ABDnin İsrail Korumacılığına Karşı ümmet, Filistine Sahip Çıkacak mı?
ABD Başkan Yardımcısı Joe Bidenin Eğer bir israil olmasaydı, çıkarlarımızdan emin olmak için bir tane icat etmek zorunda kalabilirdik sözleri, İslam dünyasının kalbine sapladığımız hançer(israil) olmasa biz yine hançerlerdik manasına geliyor. Peki, İslam âleminde Filistini sahiplenecek bir İslam ülkesi ve yiğit bir lider ne zaman çıkacak?
Mehmet Özcan / Analiz
Dünyada en uzun süren savaş, Hollanda ile İngiltere arasında Scilly Adası’nda 1650’de başlayarak 335 yıl süren ve 1985’te biten savaştır. Sonrasında ise İngiltere-Fransa arasındaki savaştır. 1337 yılında başlayıp 1453’te biten bu savaş da 116 yıl sürmüştür. Bu savaşlar, ülkelerin güçlerinin karşılıklı olarak orantılı olduğu savaşlar olmuştur. Bu savaşlar yüzyıl savaşları olarak da bilinir.

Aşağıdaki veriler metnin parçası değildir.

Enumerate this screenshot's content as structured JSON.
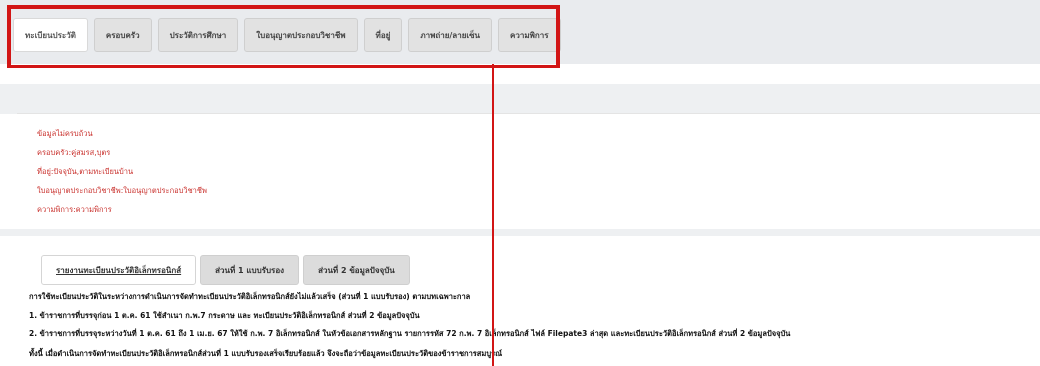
{
  "tabs": [
    {
      "label": "ทะเบียนประวัติ",
      "active": true
    },
    {
      "label": "ครอบครัว",
      "active": false
    },
    {
      "label": "ประวัติการศึกษา",
      "active": false
    },
    {
      "label": "ใบอนุญาตประกอบวิชาชีพ",
      "active": false
    },
    {
      "label": "ที่อยู่",
      "active": false
    },
    {
      "label": "ภาพถ่าย/ลายเซ็น",
      "active": false
    },
    {
      "label": "ความพิการ",
      "active": false
    }
  ],
  "errors": [
    "ข้อมูลไม่ครบถ้วน",
    "ครอบครัว:คู่สมรส,บุตร",
    "ที่อยู่:ปัจจุบัน,ตามทะเบียนบ้าน",
    "ใบอนุญาตประกอบวิชาชีพ:ใบอนุญาตประกอบวิชาชีพ",
    "ความพิการ:ความพิการ"
  ],
  "sub_tabs": [
    {
      "label": "รายงานทะเบียนประวัติอิเล็กทรอนิกส์",
      "active": true
    },
    {
      "label": "ส่วนที่ 1 แบบรับรอง",
      "active": false
    },
    {
      "label": "ส่วนที่ 2 ข้อมูลปัจจุบัน",
      "active": false
    }
  ],
  "paragraphs": [
    "การใช้ทะเบียนประวัติในระหว่างการดำเนินการจัดทำทะเบียนประวัติอิเล็กทรอนิกส์ยังไม่แล้วเสร็จ (ส่วนที่ 1 แบบรับรอง) ตามบทเฉพาะกาล",
    "1. ข้าราชการที่บรรจุก่อน 1 ต.ค. 61 ใช้สำเนา ก.พ.7 กระดาษ และ ทะเบียนประวัติอิเล็กทรอนิกส์ ส่วนที่ 2 ข้อมูลปัจจุบัน",
    "2. ข้าราชการที่บรรจุระหว่างวันที่ 1 ต.ค. 61 ถึง 1 เม.ย. 67 ให้ใช้ ก.พ. 7 อิเล็กทรอนิกส์ ในหัวข้อเอกสารหลักฐาน รายการรหัส 72 ก.พ. 7 อิเล็กทรอนิกส์ ไฟล์ Filepate3 ล่าสุด และทะเบียนประวัติอิเล็กทรอนิกส์ ส่วนที่ 2 ข้อมูลปัจจุบัน",
    "ทั้งนี้ เมื่อดำเนินการจัดทำทะเบียนประวัติอิเล็กทรอนิกส์ส่วนที่ 1 แบบรับรองเสร็จเรียบร้อยแล้ว จึงจะถือว่าข้อมูลทะเบียนประวัติของข้าราชการสมบูรณ์"
  ],
  "colors": {
    "highlight": "#d21515",
    "error_text": "#c9302c"
  }
}
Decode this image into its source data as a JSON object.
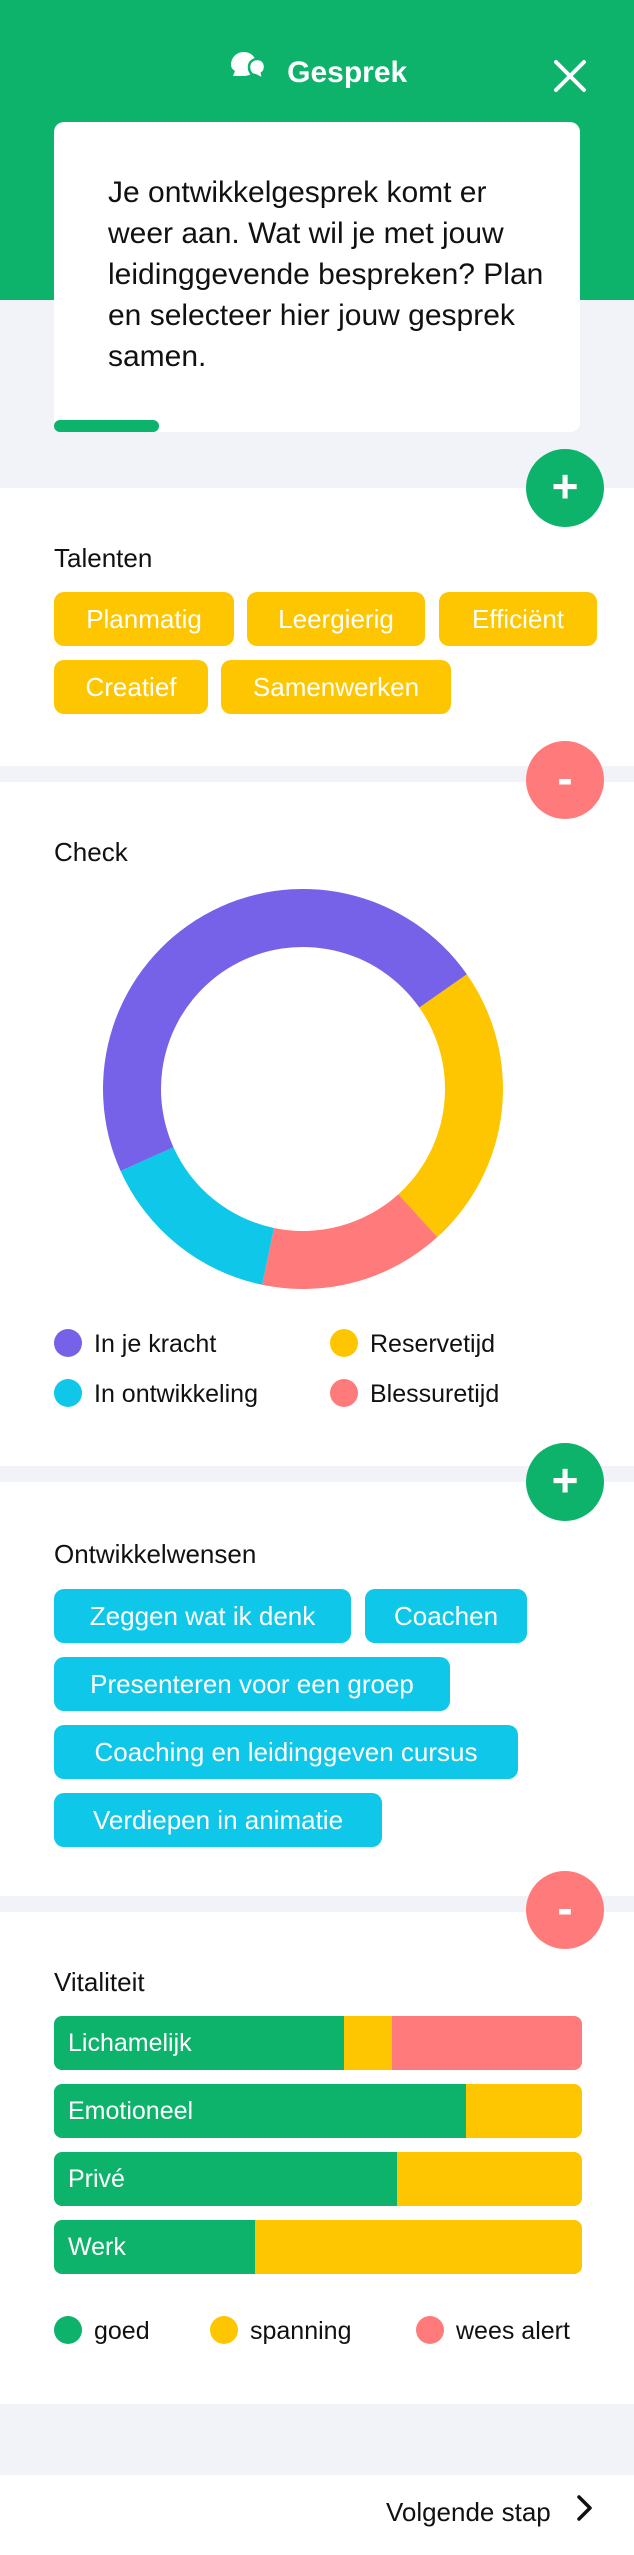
{
  "header": {
    "title": "Gesprek",
    "logo_icon": "chat-bubbles-icon",
    "close_icon": "close-icon"
  },
  "intro": {
    "text": "Je ontwikkelgesprek komt er weer aan. Wat wil je met jouw leidinggevende bespreken? Plan en selecteer hier jouw gesprek samen.",
    "progress": 0.2
  },
  "talenten": {
    "title": "Talenten",
    "chips": [
      "Planmatig",
      "Leergierig",
      "Efficiënt",
      "Creatief",
      "Samenwerken"
    ],
    "action": "+"
  },
  "check": {
    "title": "Check",
    "action": "-",
    "legend": [
      "In je kracht",
      "Reservetijd",
      "In ontwikkeling",
      "Blessuretijd"
    ]
  },
  "chart_data": {
    "type": "pie",
    "donut": true,
    "categories": [
      "In je kracht",
      "Reservetijd",
      "Blessuretijd",
      "In ontwikkeling"
    ],
    "values": [
      47,
      23,
      15,
      15
    ],
    "colors": [
      "#7562e8",
      "#fec600",
      "#ff7b7b",
      "#0fc7e8"
    ]
  },
  "ontwikkelwensen": {
    "title": "Ontwikkelwensen",
    "action": "+",
    "chips": [
      "Zeggen wat ik denk",
      "Coachen",
      "Presenteren voor een groep",
      "Coaching en leidinggeven cursus",
      "Verdiepen in animatie"
    ]
  },
  "vitaliteit": {
    "title": "Vitaliteit",
    "action": "-",
    "rows": [
      {
        "label": "Lichamelijk",
        "goed": 0.55,
        "spanning": 0.09,
        "alert": 0.36
      },
      {
        "label": "Emotioneel",
        "goed": 0.78,
        "spanning": 0.22,
        "alert": 0
      },
      {
        "label": "Privé",
        "goed": 0.65,
        "spanning": 0.35,
        "alert": 0
      },
      {
        "label": "Werk",
        "goed": 0.38,
        "spanning": 0.62,
        "alert": 0
      }
    ],
    "legend": [
      "goed",
      "spanning",
      "wees alert"
    ]
  },
  "colors": {
    "green": "#0db36a",
    "yellow": "#fec600",
    "red": "#ff7b7b",
    "purple": "#7562e8",
    "cyan": "#0fc7e8"
  },
  "footer": {
    "next_label": "Volgende stap",
    "next_icon": "chevron-right-icon"
  }
}
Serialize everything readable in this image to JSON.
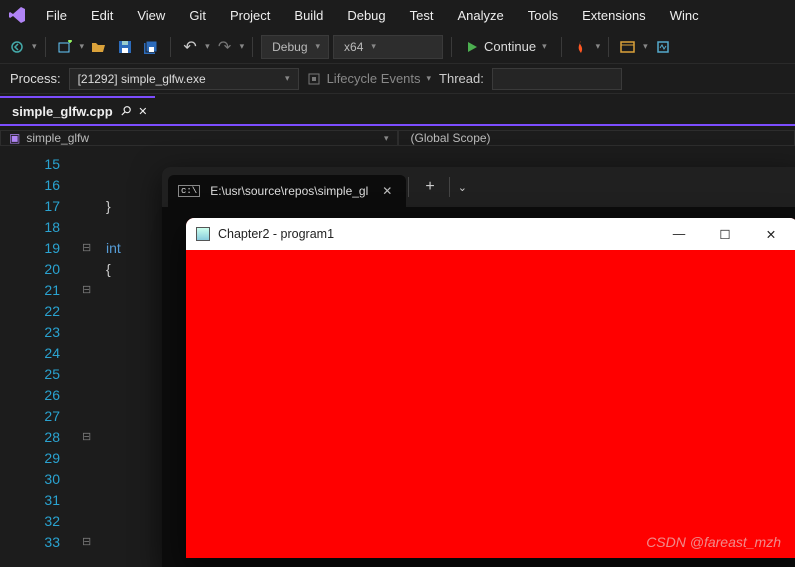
{
  "menubar": [
    "File",
    "Edit",
    "View",
    "Git",
    "Project",
    "Build",
    "Debug",
    "Test",
    "Analyze",
    "Tools",
    "Extensions",
    "Winc"
  ],
  "toolbar": {
    "config_label": "Debug",
    "platform_label": "x64",
    "continue_label": "Continue"
  },
  "debugbar": {
    "process_label": "Process:",
    "process_value": "[21292] simple_glfw.exe",
    "lifecycle_label": "Lifecycle Events",
    "thread_label": "Thread:"
  },
  "tab": {
    "filename": "simple_glfw.cpp",
    "close_glyph": "✕"
  },
  "scope": {
    "project_icon": "▣",
    "project_name": "simple_glfw",
    "global_scope": "(Global Scope)"
  },
  "editor": {
    "line_start": 15,
    "line_end": 33,
    "lines": {
      "15": "",
      "16": "",
      "17": "}",
      "18": "",
      "19": "int",
      "20": "{",
      "21": "",
      "22": "",
      "23": "",
      "24": "",
      "25": "",
      "26": "",
      "27": "",
      "28": "",
      "29": "",
      "30": "",
      "31": "",
      "32": "",
      "33": ""
    },
    "fold_minus_lines": [
      19,
      21,
      28,
      33
    ],
    "keyword": "int"
  },
  "terminal": {
    "tab_title": "E:\\usr\\source\\repos\\simple_gl",
    "close_glyph": "✕",
    "add_glyph": "+",
    "chev_glyph": "⌄"
  },
  "appwin": {
    "title": "Chapter2 - program1",
    "min_glyph": "—",
    "max_glyph": "☐",
    "close_glyph": "✕",
    "canvas_color": "#ff0000"
  },
  "watermark": "CSDN @fareast_mzh"
}
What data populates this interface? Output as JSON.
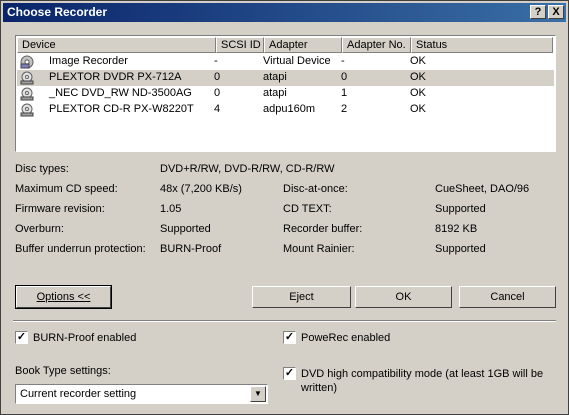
{
  "window": {
    "title": "Choose Recorder",
    "help_label": "?",
    "close_label": "X"
  },
  "table": {
    "headers": [
      "Device",
      "SCSI ID",
      "Adapter",
      "Adapter No.",
      "Status"
    ],
    "rows": [
      {
        "device": "Image Recorder",
        "scsi": "-",
        "adapter": "Virtual Device",
        "adapter_no": "-",
        "status": "OK",
        "icon": "image-recorder-icon"
      },
      {
        "device": "PLEXTOR  DVDR   PX-712A",
        "scsi": "0",
        "adapter": "atapi",
        "adapter_no": "0",
        "status": "OK",
        "icon": "cd-drive-icon"
      },
      {
        "device": "_NEC     DVD_RW ND-3500AG",
        "scsi": "0",
        "adapter": "atapi",
        "adapter_no": "1",
        "status": "OK",
        "icon": "cd-drive-icon"
      },
      {
        "device": "PLEXTOR  CD-R   PX-W8220T",
        "scsi": "4",
        "adapter": "adpu160m",
        "adapter_no": "2",
        "status": "OK",
        "icon": "cd-drive-icon"
      }
    ],
    "selected_row": 1
  },
  "info": {
    "disc_types_label": "Disc types:",
    "disc_types": "DVD+R/RW, DVD-R/RW, CD-R/RW",
    "max_speed_label": "Maximum CD speed:",
    "max_speed": "48x (7,200 KB/s)",
    "firmware_label": "Firmware revision:",
    "firmware": "1.05",
    "overburn_label": "Overburn:",
    "overburn": "Supported",
    "underrun_label": "Buffer underrun protection:",
    "underrun": "BURN-Proof",
    "dao_label": "Disc-at-once:",
    "dao": "CueSheet, DAO/96",
    "cdtext_label": "CD TEXT:",
    "cdtext": "Supported",
    "buffer_label": "Recorder buffer:",
    "buffer": "8192 KB",
    "rainier_label": "Mount Rainier:",
    "rainier": "Supported"
  },
  "buttons": {
    "options": "Options <<",
    "eject": "Eject",
    "ok": "OK",
    "cancel": "Cancel"
  },
  "options": {
    "burnproof_label": "BURN-Proof enabled",
    "burnproof_checked": true,
    "powerec_label": "PoweRec enabled",
    "powerec_checked": true,
    "booktype_label": "Book Type settings:",
    "booktype_value": "Current recorder setting",
    "dvd_compat_label_1": "DVD high compatibility mode (at least 1GB will be",
    "dvd_compat_label_2": "written)",
    "dvd_compat_checked": true
  }
}
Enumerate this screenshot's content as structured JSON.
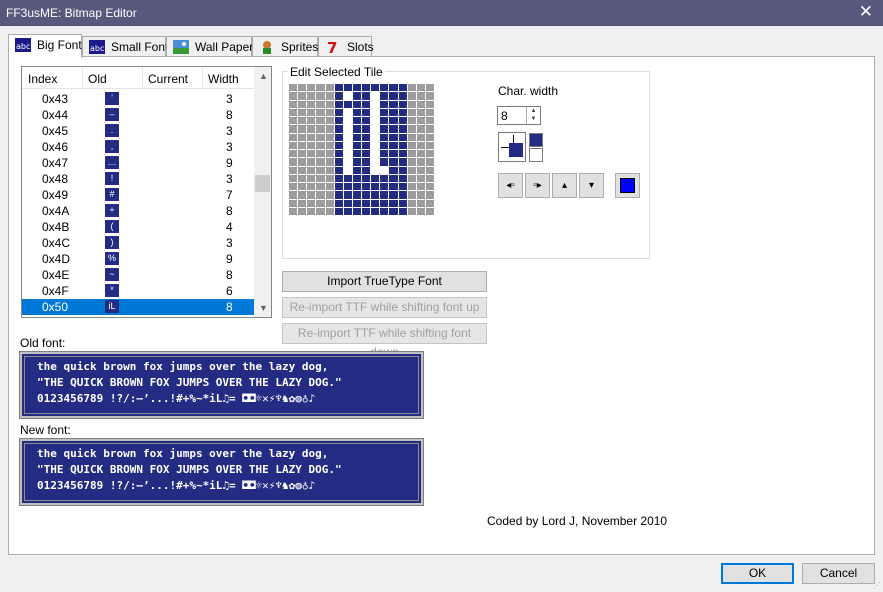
{
  "window": {
    "title": "FF3usME: Bitmap Editor",
    "close_label": "✕"
  },
  "tabs": [
    {
      "label": "Big Font",
      "icon": "abc-font-icon"
    },
    {
      "label": "Small Font",
      "icon": "abc-font-icon"
    },
    {
      "label": "Wall Paper",
      "icon": "landscape-icon"
    },
    {
      "label": "Sprites",
      "icon": "character-sprite-icon"
    },
    {
      "label": "Slots",
      "icon": "slot-seven-icon"
    }
  ],
  "list": {
    "headers": {
      "index": "Index",
      "old": "Old",
      "current": "Current",
      "width": "Width"
    },
    "rows": [
      {
        "index": "0x43",
        "glyph": "’",
        "width": "3"
      },
      {
        "index": "0x44",
        "glyph": "–",
        "width": "8"
      },
      {
        "index": "0x45",
        "glyph": ".",
        "width": "3"
      },
      {
        "index": "0x46",
        "glyph": ",",
        "width": "3"
      },
      {
        "index": "0x47",
        "glyph": "…",
        "width": "9"
      },
      {
        "index": "0x48",
        "glyph": "!",
        "width": "3"
      },
      {
        "index": "0x49",
        "glyph": "#",
        "width": "7"
      },
      {
        "index": "0x4A",
        "glyph": "+",
        "width": "8"
      },
      {
        "index": "0x4B",
        "glyph": "(",
        "width": "4"
      },
      {
        "index": "0x4C",
        "glyph": ")",
        "width": "3"
      },
      {
        "index": "0x4D",
        "glyph": "%",
        "width": "9"
      },
      {
        "index": "0x4E",
        "glyph": "~",
        "width": "8"
      },
      {
        "index": "0x4F",
        "glyph": "*",
        "width": "6"
      },
      {
        "index": "0x50",
        "glyph": "iL",
        "width": "8"
      }
    ],
    "selected_index": "0x50"
  },
  "editor": {
    "legend": "Edit Selected Tile",
    "char_width_label": "Char. width",
    "char_width_value": "8",
    "colors": {
      "foreground": "#232c82",
      "background": "#ffffff",
      "transparent": "#9d9d9d",
      "swatch": "#0000ff"
    }
  },
  "buttons": {
    "import_ttf": "Import TrueType Font",
    "reimport_up": "Re-import TTF while shifting font up",
    "reimport_down": "Re-import TTF while shifting font down",
    "ok": "OK",
    "cancel": "Cancel"
  },
  "old_font": {
    "label": "Old font:",
    "lines": [
      "the quick brown fox jumps over the lazy dog,",
      "\"THE QUICK BROWN FOX JUMPS OVER THE LAZY DOG.\"",
      "0123456789 !?/:–’...!#+%~*iL♫= ◘◘☼✕⚡♆♞✿◍♁♪"
    ]
  },
  "new_font": {
    "label": "New font:",
    "lines": [
      "the quick brown fox jumps over the lazy dog,",
      "\"THE QUICK BROWN FOX JUMPS OVER THE LAZY DOG.\"",
      "0123456789 !?/:–’...!#+%~*iL♫= ◘◘☼✕⚡♆♞✿◍♁♪"
    ]
  },
  "credit": "Coded by Lord J, November 2010"
}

Çıkarları uğruna milyonlarca insanın en vahşi yöntemlerle katledildiği bu barbar savaşı sürdürenler şu an birlikte hareket eden Avrupa Birliği ülkelerinden başkaları değildi. Birbirlerine düşmeden önce hedeflerinde çoğu İslam beldesi olan Afrika, Asya gibi kıtalarda bulunan ülkeler olan bu barbar yapı, kendi aralarında barışarak birlikteliği sağladıktan sonra İslam beldelerini ve özellikle de İslam dinini hedeflerine koymuştular.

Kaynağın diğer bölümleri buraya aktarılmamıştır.